Poco più che dodicenne, Michelangelo che desiderava assecondare la sua passione avversata dalla famiglia che lo voleva uomo di lettere o notabile, entrò nella bottega di Domenico Ghirandaio, uno dei pittori più rinomati di Firenze. “ 1488. Ricordo questo dì primo d’aprile – scrive il Vasari nelle Vite – come io Lodovico di Tommaso di Currado per anni tre prossimi a venire; con questi patti e modi : che l’detto Michelagnolo debba stare con i sopraddetti detto tempo a imparare a dipingere, ed a fare detto esercizio, e ciò i sopraddetti gli comanderanno”.

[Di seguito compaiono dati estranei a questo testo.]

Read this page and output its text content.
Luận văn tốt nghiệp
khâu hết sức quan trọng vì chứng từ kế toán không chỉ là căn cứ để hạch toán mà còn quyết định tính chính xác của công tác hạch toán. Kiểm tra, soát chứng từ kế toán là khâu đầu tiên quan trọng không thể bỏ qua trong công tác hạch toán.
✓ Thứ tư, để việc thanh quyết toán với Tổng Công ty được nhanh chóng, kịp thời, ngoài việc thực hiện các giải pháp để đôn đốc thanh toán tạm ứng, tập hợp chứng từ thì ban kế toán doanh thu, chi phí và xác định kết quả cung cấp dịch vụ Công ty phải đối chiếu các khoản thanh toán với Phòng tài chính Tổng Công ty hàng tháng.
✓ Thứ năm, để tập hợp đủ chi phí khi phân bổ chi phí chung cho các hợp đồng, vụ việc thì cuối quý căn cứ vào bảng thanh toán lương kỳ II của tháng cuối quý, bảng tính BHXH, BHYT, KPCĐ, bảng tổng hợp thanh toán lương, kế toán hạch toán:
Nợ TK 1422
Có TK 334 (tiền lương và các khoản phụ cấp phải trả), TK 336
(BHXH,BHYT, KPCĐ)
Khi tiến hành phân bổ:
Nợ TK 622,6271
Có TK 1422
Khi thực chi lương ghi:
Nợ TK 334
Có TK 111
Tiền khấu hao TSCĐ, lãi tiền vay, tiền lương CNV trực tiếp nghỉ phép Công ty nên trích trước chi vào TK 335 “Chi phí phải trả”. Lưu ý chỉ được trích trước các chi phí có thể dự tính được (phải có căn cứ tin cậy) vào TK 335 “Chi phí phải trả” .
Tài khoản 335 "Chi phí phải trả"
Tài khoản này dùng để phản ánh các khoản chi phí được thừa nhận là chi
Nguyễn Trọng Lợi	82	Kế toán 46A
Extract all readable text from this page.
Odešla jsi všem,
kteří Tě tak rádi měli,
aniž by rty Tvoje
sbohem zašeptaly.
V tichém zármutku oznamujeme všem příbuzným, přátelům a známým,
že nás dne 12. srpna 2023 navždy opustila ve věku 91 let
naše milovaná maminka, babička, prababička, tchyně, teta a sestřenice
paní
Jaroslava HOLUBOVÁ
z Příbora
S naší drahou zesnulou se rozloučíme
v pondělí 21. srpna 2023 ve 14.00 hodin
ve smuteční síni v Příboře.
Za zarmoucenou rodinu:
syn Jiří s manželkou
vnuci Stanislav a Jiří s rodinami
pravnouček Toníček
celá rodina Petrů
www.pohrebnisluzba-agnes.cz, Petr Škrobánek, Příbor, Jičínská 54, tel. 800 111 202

Con l’intento di  mostrarsi ai posteri dotato di una autonoma vocazione e senza una scuola di riferimento Michelangelo più volte in vita cercherà di ricacciare nell’ombra i suoi maestri,   mentre secondo i contemporanei fu un giovane amico, il pittore Francesco Granacci ad introdurlo in quella che al tempo era considerata una delle più importanti e meglio organizzata bottega fiorentina. Oltre a Domenico e ai fratelli David e Benedetto e al figlio Ridolfo vi lavoravano molti talenti tra cu anche Lorenzo di Credi.

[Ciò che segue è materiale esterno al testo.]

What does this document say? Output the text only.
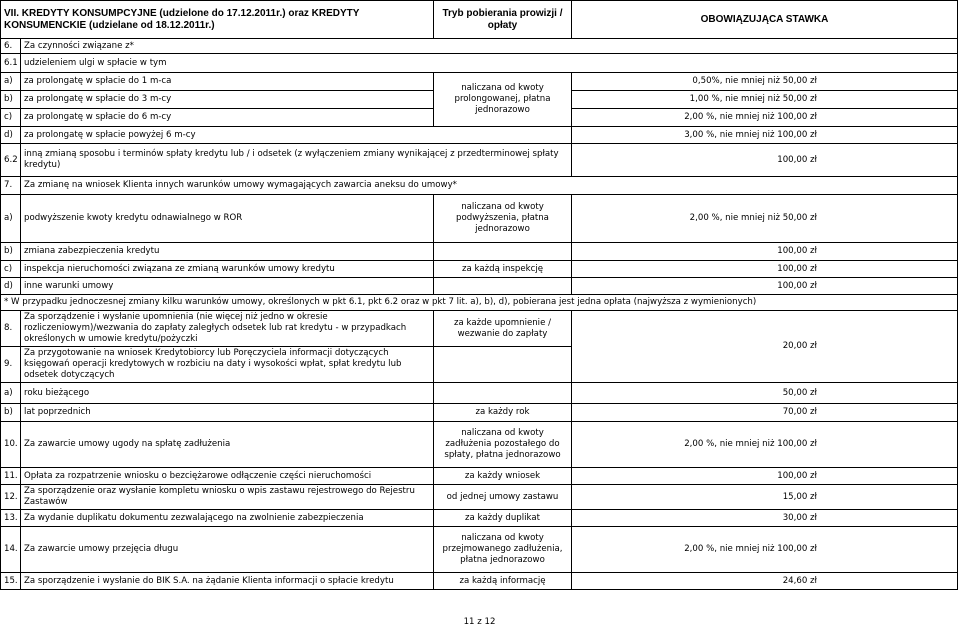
VII. KREDYTY KONSUMPCYJNE (udzielone do 17.12.2011r.) oraz KREDYTY KONSUMENCKIE (udzielane od 18.12.2011r.)		Tryb pobierania prowizji / opłaty	OBOWIĄZUJĄCA STAWKA
6.	Za czynności związane z*		
6.1	udzieleniem ulgi w spłacie w tym		
a)	za prolongatę w spłacie do 1 m-ca	naliczana od kwoty prolongowanej, płatna jednorazowo	0,50%, nie mniej niż 50,00 zł
b)	za prolongatę w spłacie do 3 m-cy		1,00 %, nie mniej niż 50,00 zł
c)	za prolongatę w spłacie do 6 m-cy		2,00 %, nie mniej niż 100,00 zł
d)	za prolongatę w spłacie powyżej 6 m-cy		3,00 %, nie mniej niż 100,00 zł
6.2	inną zmianą sposobu i terminów spłaty kredytu lub / i odsetek (z wyłączeniem zmiany wynikającej z przedterminowej spłaty kredytu)		100,00 zł
7.	Za zmianę na wniosek Klienta innych warunków umowy wymagających zawarcia aneksu do umowy*		
a)	podwyższenie kwoty kredytu odnawialnego w ROR	naliczana od kwoty podwyższenia, płatna jednorazowo	2,00 %, nie mniej niż 50,00 zł
b)	zmiana zabezpieczenia kredytu		100,00 zł
c)	inspekcja nieruchomości związana ze zmianą warunków umowy kredytu	za każdą inspekcję	100,00 zł
d)	inne warunki umowy		100,00 zł
* W przypadku jednoczesnej zmiany kilku warunków umowy, określonych w pkt 6.1, pkt 6.2 oraz w pkt 7 lit. a), b), d), pobierana jest jedna opłata (najwyższa z wymienionych)			
8.	Za sporządzenie i wysłanie upomnienia (nie więcej niż jedno w okresie rozliczeniowym)/wezwania do zapłaty zaległych odsetek lub rat kredytu - w przypadkach określonych w umowie kredytu/pożyczki	za każde upomnienie / wezwanie do zapłaty	20,00 zł
9.	Za przygotowanie na wniosek Kredytobiorcy lub Poręczyciela informacji dotyczących księgowań operacji kredytowych w rozbiciu na daty i wysokości wpłat, spłat kredytu lub odsetek dotyczących		
a)	roku bieżącego		50,00 zł
b)	lat poprzednich	za każdy rok	70,00 zł
10.	Za zawarcie umowy ugody na spłatę zadłużenia	naliczana od kwoty zadłużenia pozostałego do spłaty, płatna jednorazowo	2,00 %, nie mniej niż 100,00 zł
11.	Opłata za rozpatrzenie wniosku o bezciężarowe odłączenie części nieruchomości	za każdy wniosek	100,00 zł
12.	Za sporządzenie oraz wysłanie kompletu wniosku o wpis zastawu rejestrowego do Rejestru Zastawów	od jednej umowy zastawu	15,00 zł
13.	Za wydanie duplikatu dokumentu zezwalającego na zwolnienie zabezpieczenia	za każdy duplikat	30,00 zł
14.	Za zawarcie umowy przejęcia długu	naliczana od kwoty przejmowanego zadłużenia, płatna jednorazowo	2,00 %, nie mniej niż 100,00 zł
15.	Za sporządzenie i wysłanie do BIK S.A. na żądanie Klienta informacji o spłacie kredytu	za każdą informację	24,60 zł
11 z 12
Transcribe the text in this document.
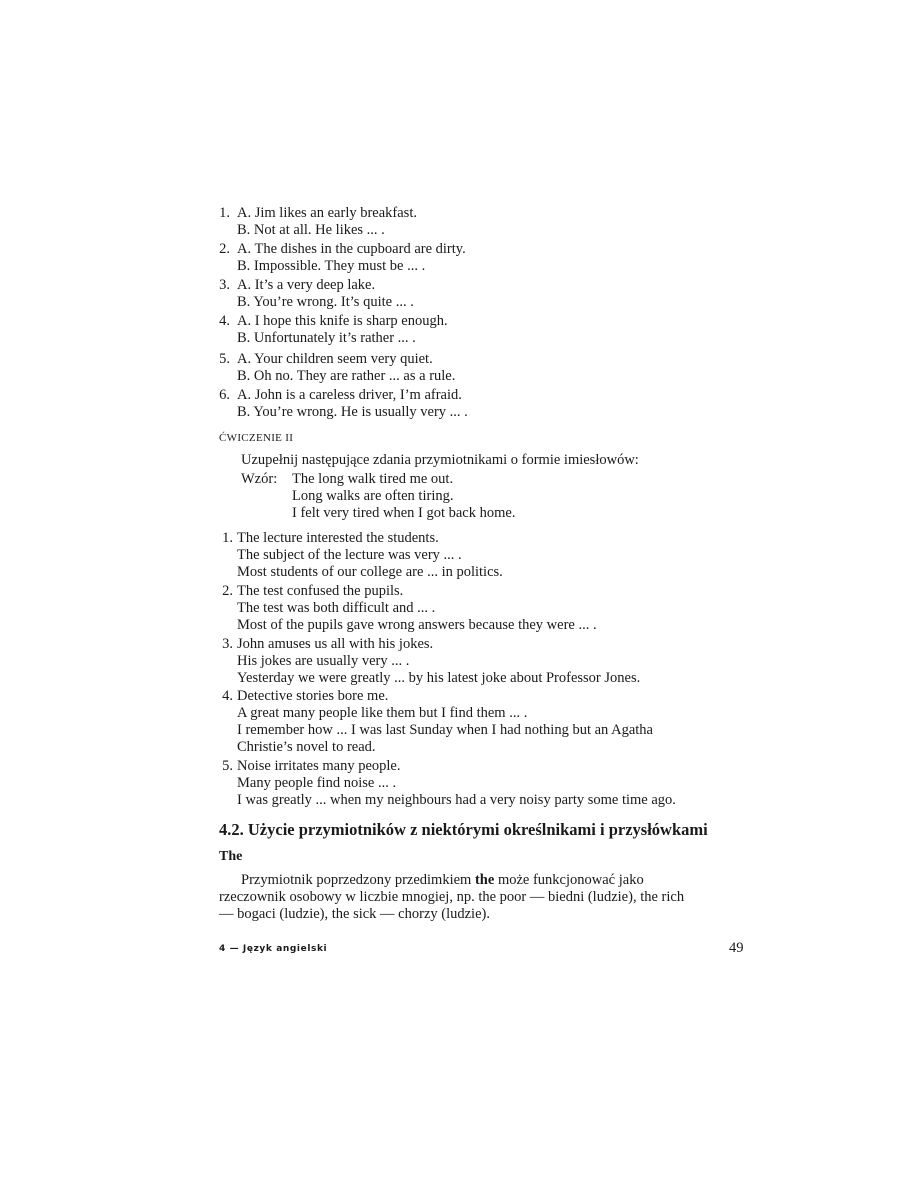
1. A. Jim likes an early breakfast.
B. Not at all. He likes ... .
2. A. The dishes in the cupboard are dirty.
B. Impossible. They must be ... .
3. A. It’s a very deep lake.
B. You’re wrong. It’s quite ... .
4. A. I hope this knife is sharp enough.
B. Unfortunately it’s rather ... .
5. A. Your children seem very quiet.
B. Oh no. They are rather ... as a rule.
6. A. John is a careless driver, I’m afraid.
B. You’re wrong. He is usually very ... .
ĆWICZENIE II
Uzupełnij następujące zdania przymiotnikami o formie imiesłowów:
Wzór: The long walk tired me out.
Long walks are often tiring.
I felt very tired when I got back home.
1. The lecture interested the students.
The subject of the lecture was very ... .
Most students of our college are ... in politics.
2. The test confused the pupils.
The test was both difficult and ... .
Most of the pupils gave wrong answers because they were ... .
3. John amuses us all with his jokes.
His jokes are usually very ... .
Yesterday we were greatly ... by his latest joke about Professor Jones.
4. Detective stories bore me.
A great many people like them but I find them ... .
I remember how ... I was last Sunday when I had nothing but an Agatha
Christie’s novel to read.
5. Noise irritates many people.
Many people find noise ... .
I was greatly ... when my neighbours had a very noisy party some time ago.
4.2. Użycie przymiotników z niektórymi określnikami i przysłówkami
The
Przymiotnik poprzedzony przedimkiem the może funkcjonować jako
rzeczownik osobowy w liczbie mnogiej, np. the poor — biedni (ludzie), the rich
— bogaci (ludzie), the sick — chorzy (ludzie).
4 — Język angielski	49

Fucina importante e per tutto il Quattrocento luogo deputato alla formazione degli artisti la bottega del Ghirlandaio rimase attiva per oltre un secolo, qui venivano infatti raccolti modelli e disegni che fungevano da esempio. Secondo quando tramandato dal Condivi pare che Michelangelo avesse chiesto il permesso di consultare un libro del suo maestro che gli venne negato.

Come nota Cristina Casoli nel saggio di presentazione dell’opera “Michelangelo I disegni più belli” “… doveva trattarsi quasi certamente di un taccuino di disegni, raccolta grafica di antichità, ornati, paesi, dettagli sul tipo di quel famosissimo Codex Escurialensis che un tempo era attribuito proprio alla bottega del Ghirlandaio e che oggi viene assegnato invece ad altri autori; quei modelli dovettero passare per le mani di molti artisti a Firenze esercitando grande influenza.”

Come è noto la frequentazione della bottega del Ghirlandaio fu di breve durata, il periodo stabilito nel contratto dei tre anni non venne concluso, Michelangelo venne accolto nel Giardino di San Marco dove accanto allo studio dell’arte classica meditò sui gloriosi artisti fiorentini, Giotto, Donatello, Masaccio nelle cui opere trovò una conferma al suo ideale estetico di essenziale monumentalità.